Markets to get a positive start on good global cues

22 May 2013 Evaluate

The Indian markets extended their bear run for yet another day in last session and the major indices slipped to their one week low on concern of foreign fund inflow. Bluechips lost their traction, while the rate sensitives’ suffered profit booking after their recent rallies. Today, the start is likely to be flat but in positive terrain and the markets may see some recovery on good global cues. There will be some buzz in the oil & gas sector as the Oil Minister M Veerappa Moily has asked the Vijay Kelkar panel on energy security to suggest roadmap for freeing natural gas prices by March 2017, earlier Rangarajan panel had suggested freeing of gas prices in 3-5 years. The oil marketing companies too will be in action, as the Competition Commission of India (CCI) has started investigation into alleged cartelisation by oil marketing companies in fixing petrol prices. There will be some jubilation in sugar stocks, as the Uttar Pradesh cabinet gave in to a long-standing demand by the sugar industry to extend stamp duty and land registration waivers to existing as well as new sugar mills.

There will be some important result announcements too, to keep the markets buzzing. L&T, Burnpur Cements, KEI Inds, Thermax and Zee Entertainment are among the many to announce their numbers today.

The US markets closed modestly in green on Tuesday on some better than expected results and ahead of Federal Reserve Chairman Ben Bernanke’s testimony on Wednesday. Most of the Asian markets have made a green start taking cues from the US markets and before the Bank of Japan concludes a two-day policy meeting.

Back home, extending their southward journey for second straight day, Indian equity benchmarks ended the session with a cut of over half a percent with frontline gauges tumbling below their crucial 6,150 (Nifty) and 20,200 (Sensex) levels on the back of feeble global cues. Despite recovering in afternoon deals, benchmark equity indices failed to negotiate a positive close weighed down by the vicious selling pressure in the dying hours of trade.

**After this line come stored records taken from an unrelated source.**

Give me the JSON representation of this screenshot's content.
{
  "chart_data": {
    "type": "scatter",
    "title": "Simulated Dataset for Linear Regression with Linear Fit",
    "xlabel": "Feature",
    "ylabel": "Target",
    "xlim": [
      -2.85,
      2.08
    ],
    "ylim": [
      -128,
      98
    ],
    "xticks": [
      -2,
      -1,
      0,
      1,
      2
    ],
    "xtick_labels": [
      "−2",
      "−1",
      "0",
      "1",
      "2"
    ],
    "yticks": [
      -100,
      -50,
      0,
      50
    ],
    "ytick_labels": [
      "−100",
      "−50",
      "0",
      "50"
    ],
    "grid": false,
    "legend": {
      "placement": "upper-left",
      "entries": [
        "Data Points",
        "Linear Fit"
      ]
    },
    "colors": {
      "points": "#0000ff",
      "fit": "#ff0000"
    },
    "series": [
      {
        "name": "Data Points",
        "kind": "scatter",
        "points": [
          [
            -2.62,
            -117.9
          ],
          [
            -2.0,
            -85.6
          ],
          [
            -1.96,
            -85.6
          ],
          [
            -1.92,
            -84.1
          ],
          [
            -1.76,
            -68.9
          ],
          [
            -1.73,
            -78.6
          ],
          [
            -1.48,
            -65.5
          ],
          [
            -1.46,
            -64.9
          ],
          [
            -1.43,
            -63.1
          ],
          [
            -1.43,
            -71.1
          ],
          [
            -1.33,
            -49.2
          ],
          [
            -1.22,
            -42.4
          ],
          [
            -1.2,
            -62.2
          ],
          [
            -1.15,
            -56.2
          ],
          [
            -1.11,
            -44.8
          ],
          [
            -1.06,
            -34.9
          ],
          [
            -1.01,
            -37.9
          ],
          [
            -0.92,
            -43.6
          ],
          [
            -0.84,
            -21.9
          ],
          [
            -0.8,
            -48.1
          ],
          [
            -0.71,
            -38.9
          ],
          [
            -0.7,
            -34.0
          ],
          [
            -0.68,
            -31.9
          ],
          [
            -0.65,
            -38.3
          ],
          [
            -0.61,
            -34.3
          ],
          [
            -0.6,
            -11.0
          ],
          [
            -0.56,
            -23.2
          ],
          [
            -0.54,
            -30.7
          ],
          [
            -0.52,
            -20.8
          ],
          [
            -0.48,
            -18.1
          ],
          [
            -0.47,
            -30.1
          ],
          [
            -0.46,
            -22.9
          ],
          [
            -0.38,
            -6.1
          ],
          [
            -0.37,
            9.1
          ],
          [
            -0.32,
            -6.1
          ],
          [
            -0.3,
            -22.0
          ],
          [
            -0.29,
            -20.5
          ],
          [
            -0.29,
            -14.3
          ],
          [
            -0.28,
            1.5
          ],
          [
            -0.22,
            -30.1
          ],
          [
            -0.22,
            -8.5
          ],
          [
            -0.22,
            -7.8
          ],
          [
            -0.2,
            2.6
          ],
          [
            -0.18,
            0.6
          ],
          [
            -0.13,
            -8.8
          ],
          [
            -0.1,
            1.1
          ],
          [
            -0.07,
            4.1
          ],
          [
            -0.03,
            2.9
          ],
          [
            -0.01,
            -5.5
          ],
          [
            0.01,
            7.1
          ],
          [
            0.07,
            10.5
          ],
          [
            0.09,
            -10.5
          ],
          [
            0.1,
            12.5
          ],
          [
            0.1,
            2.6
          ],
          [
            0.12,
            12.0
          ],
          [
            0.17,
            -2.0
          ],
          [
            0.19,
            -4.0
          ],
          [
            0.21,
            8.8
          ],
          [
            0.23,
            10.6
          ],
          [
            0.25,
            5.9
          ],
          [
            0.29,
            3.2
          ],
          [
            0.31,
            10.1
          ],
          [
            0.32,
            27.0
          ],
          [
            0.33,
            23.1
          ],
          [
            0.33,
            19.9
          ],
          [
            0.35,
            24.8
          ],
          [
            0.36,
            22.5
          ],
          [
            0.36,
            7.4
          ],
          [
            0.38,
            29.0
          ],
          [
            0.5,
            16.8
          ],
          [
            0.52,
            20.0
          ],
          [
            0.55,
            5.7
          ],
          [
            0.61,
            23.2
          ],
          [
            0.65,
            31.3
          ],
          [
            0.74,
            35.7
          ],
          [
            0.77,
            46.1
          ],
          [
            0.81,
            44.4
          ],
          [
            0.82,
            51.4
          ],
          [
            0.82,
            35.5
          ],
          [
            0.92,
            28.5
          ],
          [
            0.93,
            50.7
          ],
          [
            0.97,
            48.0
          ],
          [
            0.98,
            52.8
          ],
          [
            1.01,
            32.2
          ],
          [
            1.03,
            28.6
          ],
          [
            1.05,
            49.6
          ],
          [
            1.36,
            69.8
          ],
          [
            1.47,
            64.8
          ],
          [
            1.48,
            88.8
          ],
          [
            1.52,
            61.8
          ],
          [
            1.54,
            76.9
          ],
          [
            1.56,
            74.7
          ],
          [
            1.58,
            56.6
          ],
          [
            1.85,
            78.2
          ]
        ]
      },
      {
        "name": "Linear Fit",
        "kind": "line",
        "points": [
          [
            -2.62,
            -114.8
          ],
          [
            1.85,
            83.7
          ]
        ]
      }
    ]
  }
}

Some pressure also came in after investors offloaded their holding in rate sensitive counters viz. banking and auto after recent gains triggered by rate cut hopes. Sentiments also got dented after Barclays Capital lowered India’s growth forecast to 6 per cent for 2013-14, from earlier projection of 6.2 per cent, citing recent disappointments in economic activity. The brokerage firm cautioned that there is a possibility of further downside risks to growth, especially in the near term as the Reserve Bank of India’s (RBI) policy interest rate cuts in recent months has not been translated into reduction in bank lending rates. Selling got intensified in last leg of trade with European counters opened in red. Back home, downward momentum was also supported by massive selling in realty counter as investors continued to book their profit for second consecutive day after recent gains triggered by expectations that the RBI may further cut policy rates to perk up economic growth after the latest data showed a sharp fall in wholesale price inflation in April 2013. Additionally, oil and gas companies which moved higher in early trade mainly reacting to the Oil Ministry’s Cabinet note to raise the price of natural gas produced by state-owned as well as private firms to $6.7, i.e., less than $8-8.5 hike previously expected, edged mostly lower by the end of trade. Bucking the trend, software and technology space garnered a gain of about half a percent on account of weak rupee, since most of software firm derive their income in foreign currency. Finally, the BSE Sensex lost 112.37 points or 0.56% to settle at 20,111.61, while the CNX Nifty declined by 42.80 points or 0.70% to end at 6,114.10.